In dire report, Pentagon warns of US bases imperiled by climate change
Washington — The US defence department has issued a dire report on how climate change could affect the nation’s armed forces and security, warning that rising seas could inundate coastal bases and drought-fueled wildfires could endanger inland ones.
The 22-page assessment delivered to Congress on Thursday says about two-thirds of 79 mission-essential military installations in the US that were reviewed are vulnerable to current or future flooding, with more than half vulnerable to current or future drought. About half also are at risk from wildfires, including the threat of mudslides and erosion from rains following the blazes.
“The effects of a changing climate are a national security issue with potential impacts to department of defence missions, operational plans and installations,” defence department spokesperson Heather Babb said in an e-mail.
The report, which was mandated by Congress, describes widespread impacts, dispersed across the US, with more coastal flooding along the East coast and Hawaii.
US military facilities are already encountering some of the effects, the Pentagon says, noting that joint base Langley-Eustis in Virginia has experienced 35.5cm of sea level rise since 1930. And navy base Coronado in California already experiences flooding during tropical storm events.
In the Washington area, several defence department sites — including joint base Andrews, home of Air Force One — are experiencing drought conditions that have been severe for the past 16 years, the report says. These conditions can lead to ruptured utility lines and cracked roads, the Pentagon warns, as moisture disappears from soil.
The defence department stresses in its report that it is working with nations around the world “to understand and plan for future potential mission impacts” from climate change, describing it as “a global issue”.

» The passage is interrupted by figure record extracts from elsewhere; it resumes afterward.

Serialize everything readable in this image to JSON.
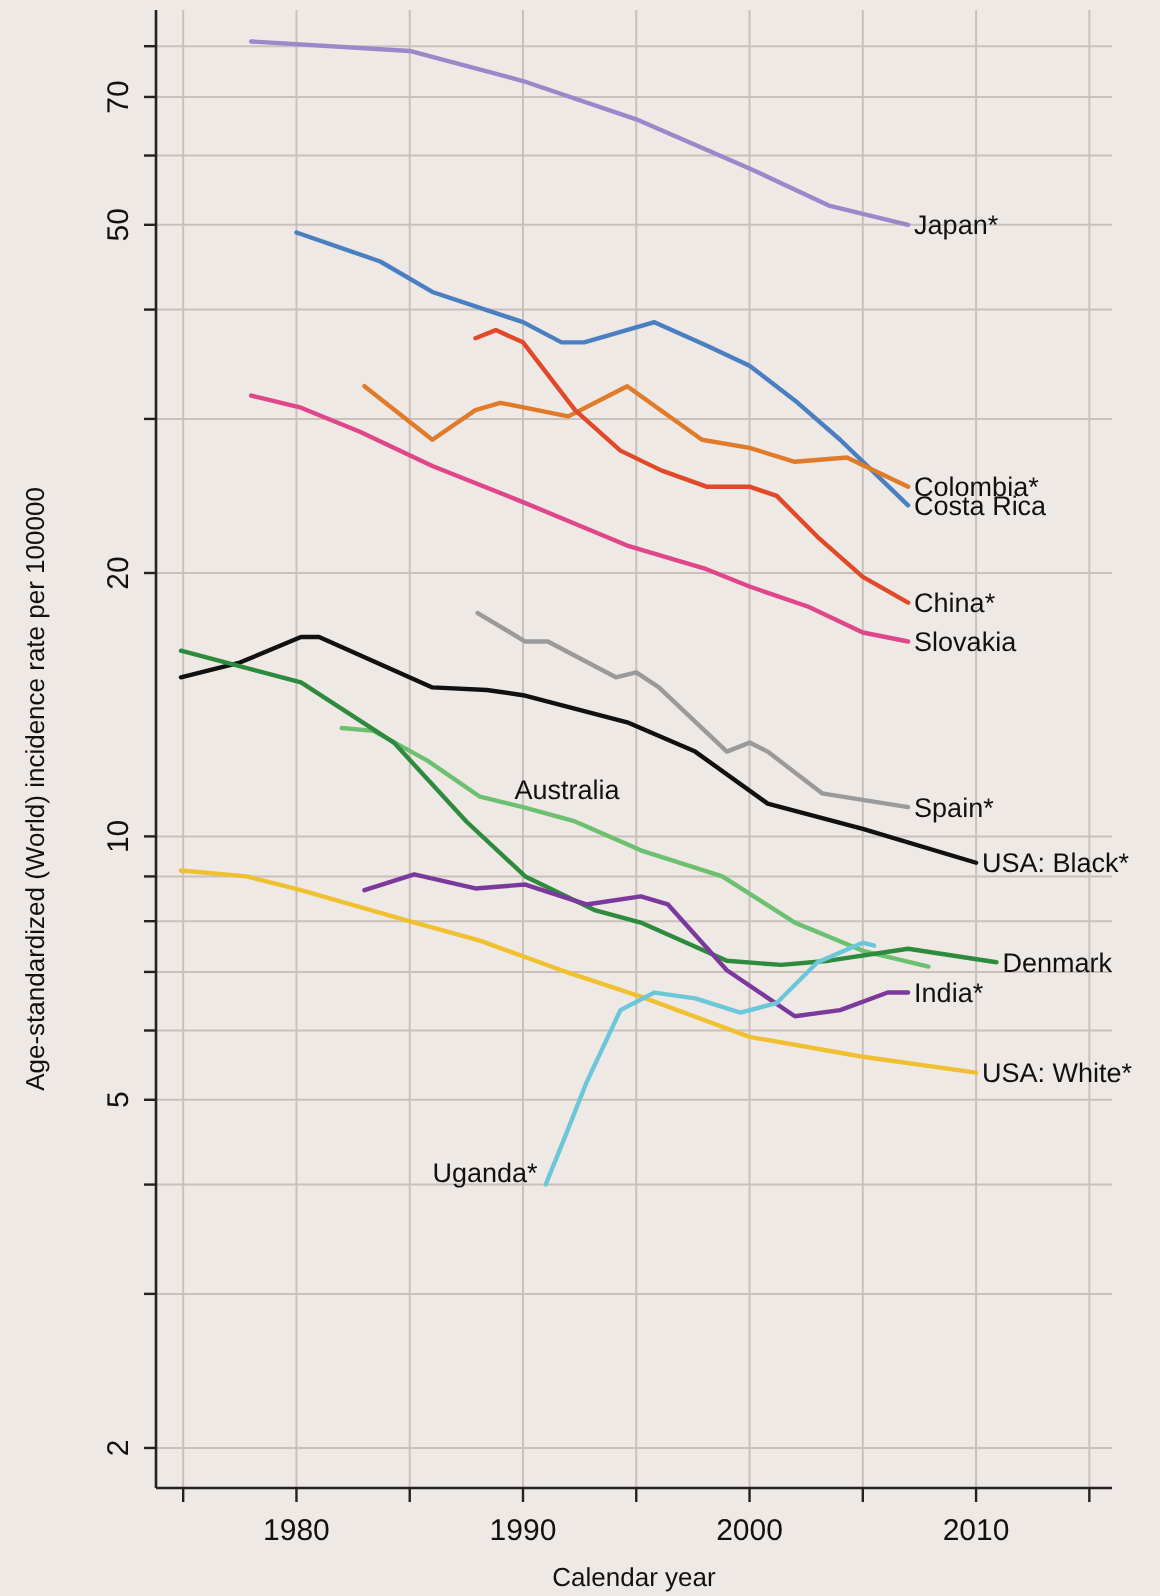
{
  "chart_data": {
    "type": "line",
    "xlabel": "Calendar year",
    "ylabel": "Age-standardized (World) incidence rate per 100000",
    "log": "y",
    "grid": true,
    "line_style": "solid",
    "marker": "none",
    "xlim": [
      1973.8,
      2016
    ],
    "ylim": [
      1.8,
      88
    ],
    "xticks": [
      {
        "value": 1975,
        "label": null
      },
      1980,
      {
        "value": 1985,
        "label": null
      },
      1990,
      {
        "value": 1995,
        "label": null
      },
      2000,
      {
        "value": 2005,
        "label": null
      },
      2010,
      {
        "value": 2015,
        "label": null
      }
    ],
    "yticks": [
      2,
      {
        "value": 3,
        "label": null
      },
      {
        "value": 4,
        "label": null
      },
      5,
      {
        "value": 6,
        "label": null
      },
      {
        "value": 7,
        "label": null
      },
      {
        "value": 8,
        "label": null
      },
      {
        "value": 9,
        "label": null
      },
      10,
      20,
      {
        "value": 30,
        "label": null
      },
      {
        "value": 40,
        "label": null
      },
      50,
      {
        "value": 60,
        "label": null
      },
      70,
      {
        "value": 80,
        "label": null
      }
    ],
    "series": [
      {
        "name": "Japan*",
        "color": "#9b87c9",
        "x": [
          1978,
          1985,
          1990,
          1995,
          2000,
          2003.5,
          2007
        ],
        "values": [
          81,
          79,
          73,
          66,
          58,
          52.6,
          50
        ]
      },
      {
        "name": "Costa Rica",
        "color": "#4a7fc1",
        "x": [
          1980,
          1983.7,
          1986,
          1990,
          1991.7,
          1992.7,
          1995.8,
          1998.1,
          2000,
          2002,
          2004,
          2007
        ],
        "values": [
          49,
          45.4,
          41.9,
          38.7,
          36.7,
          36.7,
          38.7,
          36.4,
          34.5,
          31.5,
          28.4,
          23.9
        ]
      },
      {
        "name": "Colombia*",
        "color": "#e07b2a",
        "x": [
          1983,
          1986,
          1987.9,
          1989,
          1992,
          1994.6,
          1997.9,
          2000,
          2002,
          2004.3,
          2007
        ],
        "values": [
          32.7,
          28.4,
          30.7,
          31.3,
          30.2,
          32.7,
          28.4,
          27.8,
          26.8,
          27.1,
          25.1
        ]
      },
      {
        "name": "China*",
        "color": "#e04a2a",
        "x": [
          1987.9,
          1988.8,
          1990,
          1992.3,
          1994.3,
          1996.1,
          1998.1,
          2000,
          2001.2,
          2003,
          2005,
          2007
        ],
        "values": [
          37.1,
          37.9,
          36.7,
          30.7,
          27.6,
          26.2,
          25.1,
          25.1,
          24.5,
          22,
          19.8,
          18.5
        ]
      },
      {
        "name": "Slovakia",
        "color": "#e0468a",
        "x": [
          1978,
          1980.2,
          1982.8,
          1986,
          1990,
          1994.6,
          1998.1,
          2000,
          2002.6,
          2005,
          2007
        ],
        "values": [
          31.9,
          30.9,
          29,
          26.5,
          24.1,
          21.5,
          20.2,
          19.3,
          18.3,
          17.1,
          16.7
        ]
      },
      {
        "name": "Spain*",
        "color": "#9a9a9a",
        "x": [
          1988,
          1990.1,
          1991.1,
          1994.1,
          1995,
          1996,
          1999,
          2000,
          2000.8,
          2003.2,
          2007
        ],
        "values": [
          18,
          16.7,
          16.7,
          15.2,
          15.4,
          14.8,
          12.5,
          12.8,
          12.5,
          11.2,
          10.8
        ]
      },
      {
        "name": "USA: Black*",
        "color": "#111111",
        "x": [
          1974.9,
          1977.5,
          1980.2,
          1981,
          1986,
          1988.4,
          1990,
          1994.6,
          1997.6,
          2000.8,
          2005,
          2010
        ],
        "values": [
          15.2,
          15.8,
          16.9,
          16.9,
          14.8,
          14.7,
          14.5,
          13.5,
          12.5,
          10.9,
          10.2,
          9.33
        ]
      },
      {
        "name": "Australia",
        "color": "#6cc070",
        "x": [
          1982,
          1983.4,
          1985.8,
          1988.1,
          1990,
          1992.3,
          1995.2,
          1998.8,
          2002,
          2005,
          2007.9
        ],
        "values": [
          13.3,
          13.2,
          12.2,
          11.1,
          10.8,
          10.4,
          9.64,
          9,
          7.97,
          7.4,
          7.1
        ]
      },
      {
        "name": "Denmark",
        "color": "#2e8b3e",
        "x": [
          1974.9,
          1980.2,
          1984.3,
          1987.5,
          1990.1,
          1993.2,
          1995.2,
          1999,
          2001.4,
          2003.5,
          2007,
          2010.9
        ],
        "values": [
          16.3,
          15,
          12.8,
          10.4,
          9,
          8.23,
          7.97,
          7.21,
          7.13,
          7.21,
          7.44,
          7.18
        ]
      },
      {
        "name": "India*",
        "color": "#7b3a9b",
        "x": [
          1983,
          1985.2,
          1987.9,
          1990.1,
          1992.8,
          1995.2,
          1996.4,
          1999,
          2002,
          2004,
          2006.1,
          2007
        ],
        "values": [
          8.68,
          9.05,
          8.72,
          8.81,
          8.36,
          8.54,
          8.36,
          7.03,
          6.23,
          6.33,
          6.63,
          6.63
        ]
      },
      {
        "name": "USA: White*",
        "color": "#f0c030",
        "x": [
          1974.9,
          1977.8,
          1980.2,
          1984.9,
          1988.1,
          1991.7,
          1995.2,
          2000,
          2005,
          2010
        ],
        "values": [
          9.14,
          9,
          8.68,
          8.01,
          7.6,
          7.03,
          6.56,
          5.9,
          5.6,
          5.37
        ]
      },
      {
        "name": "Uganda*",
        "color": "#6cc8d8",
        "x": [
          1991,
          1991.8,
          1992.8,
          1994.3,
          1995.8,
          1997.6,
          1999.6,
          2001.2,
          2003,
          2005,
          2005.5
        ],
        "values": [
          4,
          4.5,
          5.23,
          6.33,
          6.63,
          6.53,
          6.29,
          6.45,
          7.18,
          7.56,
          7.5
        ]
      }
    ]
  }
}
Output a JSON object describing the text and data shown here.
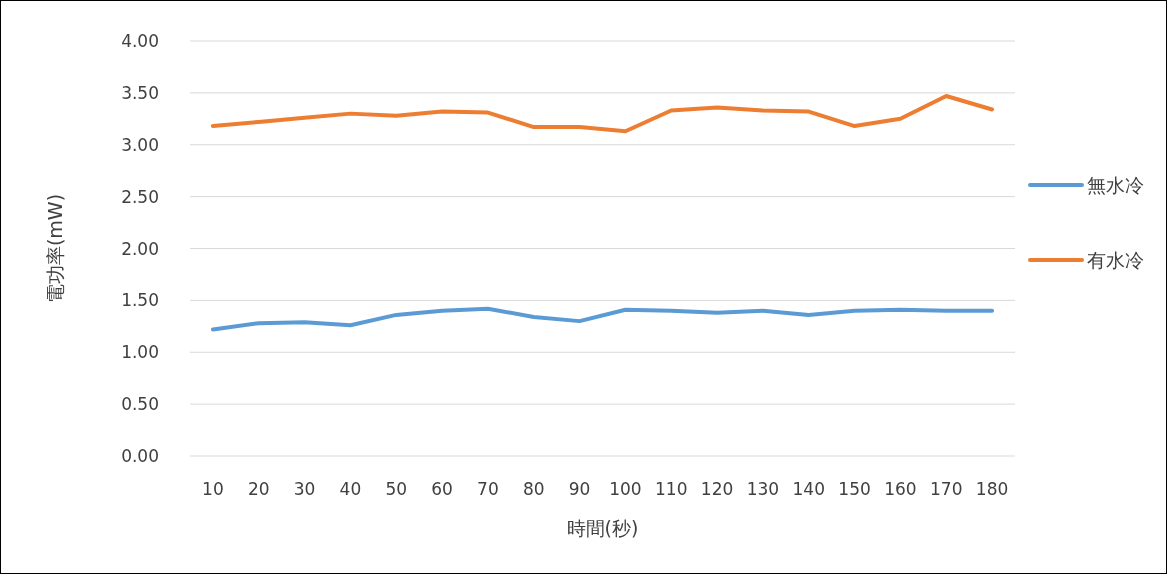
{
  "chart_data": {
    "type": "line",
    "xlabel": "時間(秒)",
    "ylabel": "電功率(mW)",
    "categories": [
      "10",
      "20",
      "30",
      "40",
      "50",
      "60",
      "70",
      "80",
      "90",
      "100",
      "110",
      "120",
      "130",
      "140",
      "150",
      "160",
      "170",
      "180"
    ],
    "series": [
      {
        "name": "無水冷",
        "color": "#5b9bd5",
        "values": [
          1.22,
          1.28,
          1.29,
          1.26,
          1.36,
          1.4,
          1.42,
          1.34,
          1.3,
          1.41,
          1.4,
          1.38,
          1.4,
          1.36,
          1.4,
          1.41,
          1.4,
          1.4
        ]
      },
      {
        "name": "有水冷",
        "color": "#ed7d31",
        "values": [
          3.18,
          3.22,
          3.26,
          3.3,
          3.28,
          3.32,
          3.31,
          3.17,
          3.17,
          3.13,
          3.33,
          3.36,
          3.33,
          3.32,
          3.18,
          3.25,
          3.47,
          3.34
        ]
      }
    ],
    "ylim": [
      0,
      4
    ],
    "yticks": [
      {
        "value": 0,
        "label": "0.00"
      },
      {
        "value": 0.5,
        "label": "0.50"
      },
      {
        "value": 1,
        "label": "1.00"
      },
      {
        "value": 1.5,
        "label": "1.50"
      },
      {
        "value": 2,
        "label": "2.00"
      },
      {
        "value": 2.5,
        "label": "2.50"
      },
      {
        "value": 3,
        "label": "3.00"
      },
      {
        "value": 3.5,
        "label": "3.50"
      },
      {
        "value": 4,
        "label": "4.00"
      }
    ],
    "grid": "y",
    "legend": "right",
    "marker": "none",
    "line_style": "solid"
  }
}
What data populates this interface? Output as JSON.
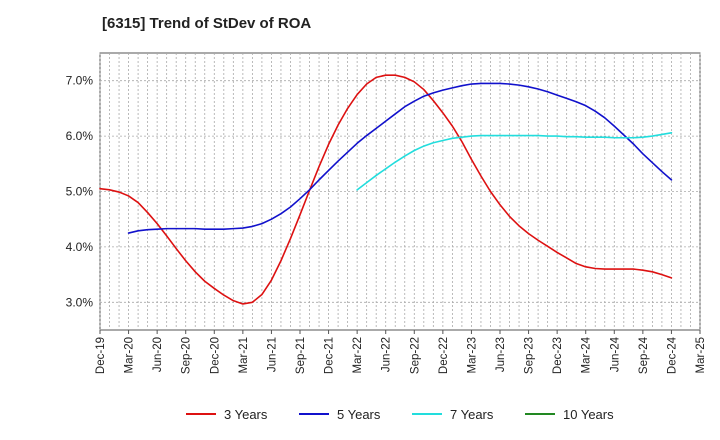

Under the Obama administration, the effects of climate on the nation’s military was a top initiative, but the Trump administration has taken a different tack. In a reversal, climate change was omitted in 2017 as a threat from the US national security strategy, a list of threats facing the nation.
“Given future global energy demand, much of the developing world will require fossil fuels, as well as other forms of energy, to power their economies and lift their people out of poverty,” the 2017 strategy said. “US leadership is indispensable to countering an anti-growth energy agenda.”
The Obama administration had warned that climate change was an “urgent and growing threat to our national security”.